Tired
I don’t even know what I desire anymore. I don’t know who I am outside of being a mom. It feels like that’s all I do, all I know. Don’t get me wrong — I love my kids with everything in me. But somewhere along the way, I lost myself.
I keep trying to think about what I actually like to do. I mean… I like puzzles, reading, and music. But it’s been years since I finished a puzzle. The only thing I read these days is the Bible. And when it comes to music? Yeah, it’s all Disney and KidzBop because well, I’ve got a hella kids.
It’s frustrating. It’s so damn frustrating. Who even am I without them? I don’t know who I am as a wife anymore either. I feel like I’m just here to serve. Constantly giving, constantly doing, but never for myself. By the time I finally get a moment, I’m too drained to do anything but lay in bed and stare at the ceiling.

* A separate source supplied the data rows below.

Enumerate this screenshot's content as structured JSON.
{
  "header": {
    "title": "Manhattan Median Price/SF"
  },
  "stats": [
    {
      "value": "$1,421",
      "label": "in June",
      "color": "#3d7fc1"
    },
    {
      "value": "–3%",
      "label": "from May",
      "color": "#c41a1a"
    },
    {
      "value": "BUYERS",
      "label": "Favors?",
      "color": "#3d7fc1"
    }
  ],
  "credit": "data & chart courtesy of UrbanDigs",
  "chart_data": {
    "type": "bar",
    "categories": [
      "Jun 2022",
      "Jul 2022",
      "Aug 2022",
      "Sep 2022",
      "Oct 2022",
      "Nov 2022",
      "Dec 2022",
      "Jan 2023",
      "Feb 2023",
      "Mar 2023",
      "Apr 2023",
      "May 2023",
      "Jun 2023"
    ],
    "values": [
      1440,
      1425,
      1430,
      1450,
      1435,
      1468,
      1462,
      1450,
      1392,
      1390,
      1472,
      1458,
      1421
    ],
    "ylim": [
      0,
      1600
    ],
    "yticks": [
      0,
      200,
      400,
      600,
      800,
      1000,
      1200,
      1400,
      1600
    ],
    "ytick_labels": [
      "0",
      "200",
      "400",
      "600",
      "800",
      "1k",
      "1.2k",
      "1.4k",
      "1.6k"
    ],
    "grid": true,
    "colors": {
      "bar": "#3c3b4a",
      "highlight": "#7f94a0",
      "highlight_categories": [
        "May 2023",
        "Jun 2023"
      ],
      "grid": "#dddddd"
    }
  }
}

Some days it feels like I’m disappearing. Like I’m just here… existing, not living. I’m not even sure I love myself right now. That’s hard to admit, but it’s true. I’m drowning in motherhood and it hurts to say that, because being a mom really is my favorite thing. I love my family more than anything. But sometimes? I just want everyone to go away for a day.
I just want peace. Quiet. Space to breathe and figure out what I want again.
It’s weird — I’m surrounded by people who love me, yet I feel so alone. I’m tired of being the strong one all the time. I’m tired of holding it all together when I’m the one falling apart inside.
I’m just tired. And I just want to find me again. That’s all I got for now.
Thanks for being here. I’m so glad you came.